Gene silencing: a possible molecular mechanism in remission of affective disorder.
Mitterauer B.
Institute of Forensic Neuropsychiatry and Gotthard Gunther Archives, University of Salzburg, Ignaz-Harrer Strasse 79, A-5020 Salzburg, Austria.
Based upon a case report, the hypothesis is proposed that a virus infection could be responsible for remission of affective disease by causing gene silencing. A farmer of 59 had been suffering from a therapy resistant depressive episode over many months. His depressive illness seemed primarily biogenetically determined. Because of acute suicidality clinical treatment and observation became necessary. After six weeks of unsuccessful psychiatric treatment the patient caught a severe virus infection causing pneumonia and myocarditis. The physical treatment showed up to be difficult, but finally managed to cope with the virus infection. Remarkably, parallel to the decrease of physical symptoms also the mood was markedly elevated towards a full remission. At that time the patient was no longer under antidepressant medication. Many viruses have a genetic blueprint made from RNA, rather than DNA. When they infect a cell, double-stranded copies (double-stranded RNA, dsRNA) of their genetic material are produced.
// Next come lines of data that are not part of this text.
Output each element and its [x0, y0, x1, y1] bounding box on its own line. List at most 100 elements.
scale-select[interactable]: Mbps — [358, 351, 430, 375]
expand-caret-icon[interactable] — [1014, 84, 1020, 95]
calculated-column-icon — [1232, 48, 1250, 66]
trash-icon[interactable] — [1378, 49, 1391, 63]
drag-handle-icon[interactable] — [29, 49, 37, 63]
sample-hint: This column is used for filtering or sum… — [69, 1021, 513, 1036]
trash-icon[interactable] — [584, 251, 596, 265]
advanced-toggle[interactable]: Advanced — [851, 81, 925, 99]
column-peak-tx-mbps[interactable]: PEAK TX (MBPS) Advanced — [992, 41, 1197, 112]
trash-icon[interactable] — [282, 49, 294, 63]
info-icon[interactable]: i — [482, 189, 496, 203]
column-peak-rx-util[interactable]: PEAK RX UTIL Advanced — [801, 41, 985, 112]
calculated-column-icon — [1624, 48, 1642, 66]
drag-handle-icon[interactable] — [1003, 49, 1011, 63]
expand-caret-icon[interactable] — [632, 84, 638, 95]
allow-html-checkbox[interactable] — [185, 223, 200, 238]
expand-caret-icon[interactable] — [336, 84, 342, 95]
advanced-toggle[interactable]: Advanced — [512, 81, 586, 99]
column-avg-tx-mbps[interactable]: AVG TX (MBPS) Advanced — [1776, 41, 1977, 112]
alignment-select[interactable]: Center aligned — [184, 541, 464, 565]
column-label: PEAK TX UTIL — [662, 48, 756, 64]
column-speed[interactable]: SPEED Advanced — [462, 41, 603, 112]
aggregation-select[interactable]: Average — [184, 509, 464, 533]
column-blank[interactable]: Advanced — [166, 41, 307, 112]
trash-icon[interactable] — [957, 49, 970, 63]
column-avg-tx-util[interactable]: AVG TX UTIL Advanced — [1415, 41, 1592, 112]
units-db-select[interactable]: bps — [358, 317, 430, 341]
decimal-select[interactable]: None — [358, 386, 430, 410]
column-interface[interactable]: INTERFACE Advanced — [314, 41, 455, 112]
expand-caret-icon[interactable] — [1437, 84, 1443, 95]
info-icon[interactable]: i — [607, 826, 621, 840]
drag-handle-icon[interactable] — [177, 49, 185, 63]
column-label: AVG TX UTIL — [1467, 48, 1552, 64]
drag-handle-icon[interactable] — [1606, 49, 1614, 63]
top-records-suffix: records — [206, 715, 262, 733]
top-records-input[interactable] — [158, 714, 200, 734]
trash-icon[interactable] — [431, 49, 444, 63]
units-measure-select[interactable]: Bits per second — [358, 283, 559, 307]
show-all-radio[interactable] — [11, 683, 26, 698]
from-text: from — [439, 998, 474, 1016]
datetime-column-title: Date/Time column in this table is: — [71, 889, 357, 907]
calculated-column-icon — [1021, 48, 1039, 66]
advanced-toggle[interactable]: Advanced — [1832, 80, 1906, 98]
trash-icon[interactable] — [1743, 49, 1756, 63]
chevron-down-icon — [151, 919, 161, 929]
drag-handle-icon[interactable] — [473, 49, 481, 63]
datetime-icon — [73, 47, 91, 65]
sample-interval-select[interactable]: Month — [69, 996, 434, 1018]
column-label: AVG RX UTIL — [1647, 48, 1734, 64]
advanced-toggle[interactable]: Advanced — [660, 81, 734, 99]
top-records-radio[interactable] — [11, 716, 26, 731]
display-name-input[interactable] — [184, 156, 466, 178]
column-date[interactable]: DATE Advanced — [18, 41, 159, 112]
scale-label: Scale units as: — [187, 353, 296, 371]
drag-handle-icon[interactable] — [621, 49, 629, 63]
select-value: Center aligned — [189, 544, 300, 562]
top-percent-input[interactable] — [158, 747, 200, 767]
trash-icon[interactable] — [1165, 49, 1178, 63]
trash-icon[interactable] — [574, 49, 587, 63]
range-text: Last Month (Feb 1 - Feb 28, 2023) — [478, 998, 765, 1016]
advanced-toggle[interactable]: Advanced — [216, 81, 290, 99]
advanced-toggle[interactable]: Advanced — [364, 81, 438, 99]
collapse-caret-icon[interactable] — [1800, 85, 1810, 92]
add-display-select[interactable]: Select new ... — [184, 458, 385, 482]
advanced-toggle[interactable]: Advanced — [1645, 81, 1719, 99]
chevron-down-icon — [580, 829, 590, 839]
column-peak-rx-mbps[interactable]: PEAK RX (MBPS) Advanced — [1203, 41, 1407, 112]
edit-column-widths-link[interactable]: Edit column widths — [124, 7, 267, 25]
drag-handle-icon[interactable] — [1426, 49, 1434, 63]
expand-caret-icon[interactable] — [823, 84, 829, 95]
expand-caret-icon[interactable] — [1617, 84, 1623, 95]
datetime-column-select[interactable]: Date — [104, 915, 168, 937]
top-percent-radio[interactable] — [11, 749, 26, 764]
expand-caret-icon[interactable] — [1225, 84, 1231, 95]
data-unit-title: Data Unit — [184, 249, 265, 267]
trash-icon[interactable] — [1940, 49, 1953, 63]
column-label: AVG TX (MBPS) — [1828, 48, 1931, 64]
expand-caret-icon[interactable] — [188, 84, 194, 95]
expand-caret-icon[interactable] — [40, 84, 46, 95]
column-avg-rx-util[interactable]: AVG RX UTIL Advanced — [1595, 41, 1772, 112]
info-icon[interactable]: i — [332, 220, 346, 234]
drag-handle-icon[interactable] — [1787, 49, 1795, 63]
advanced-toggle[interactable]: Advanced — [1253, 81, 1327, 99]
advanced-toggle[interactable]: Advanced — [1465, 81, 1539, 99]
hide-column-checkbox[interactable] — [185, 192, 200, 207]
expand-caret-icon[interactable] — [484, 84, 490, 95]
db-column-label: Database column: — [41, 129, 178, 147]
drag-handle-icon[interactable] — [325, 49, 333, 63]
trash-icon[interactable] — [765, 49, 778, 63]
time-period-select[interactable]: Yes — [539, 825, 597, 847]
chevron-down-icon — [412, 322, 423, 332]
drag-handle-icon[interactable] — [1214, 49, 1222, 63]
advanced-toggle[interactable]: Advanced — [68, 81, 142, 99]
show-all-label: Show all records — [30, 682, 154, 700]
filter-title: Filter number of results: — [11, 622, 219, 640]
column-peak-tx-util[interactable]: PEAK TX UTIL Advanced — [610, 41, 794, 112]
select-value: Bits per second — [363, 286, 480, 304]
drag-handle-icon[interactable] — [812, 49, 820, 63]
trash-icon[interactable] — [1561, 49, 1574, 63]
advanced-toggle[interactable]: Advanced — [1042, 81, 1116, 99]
In response, the RNA interference (RNAi) pathway of the infected cell is activated. The enzyme Dicer first chops viral dsRNA into small segments of 21-25 basepairs in length, termed short interfering RNAs (siRNAs) and these siRNAs are used to identify intact viral RNA and to mark it for destruction. When an endogenous gene is activated, its sequence is read to produce messenger RNA (mRNA), which contains the information necessary to produce a particular protein, and improper expression of an endogenous gene could cause affective disorder in a patient. Therefore one would expect that if such a patient were infected by a virus that contained a sequence similar to the improperly expressed endogenous gene, the patient's anti-viral response would inadvertently reduce expression of the gene causing affective disorder. If mutations in genes responsible for affective disorders are identified and they turn out to cause over-expression of a particular gene, gene silencing could be an alternative therapeutic tool, especially for therapy-resistant severe depression. The therapy could involve introducing dsRNA either as synthetic RNA, or by infecting the patient with a recombinant virus containing sequence from the gene whose expression must be reduced.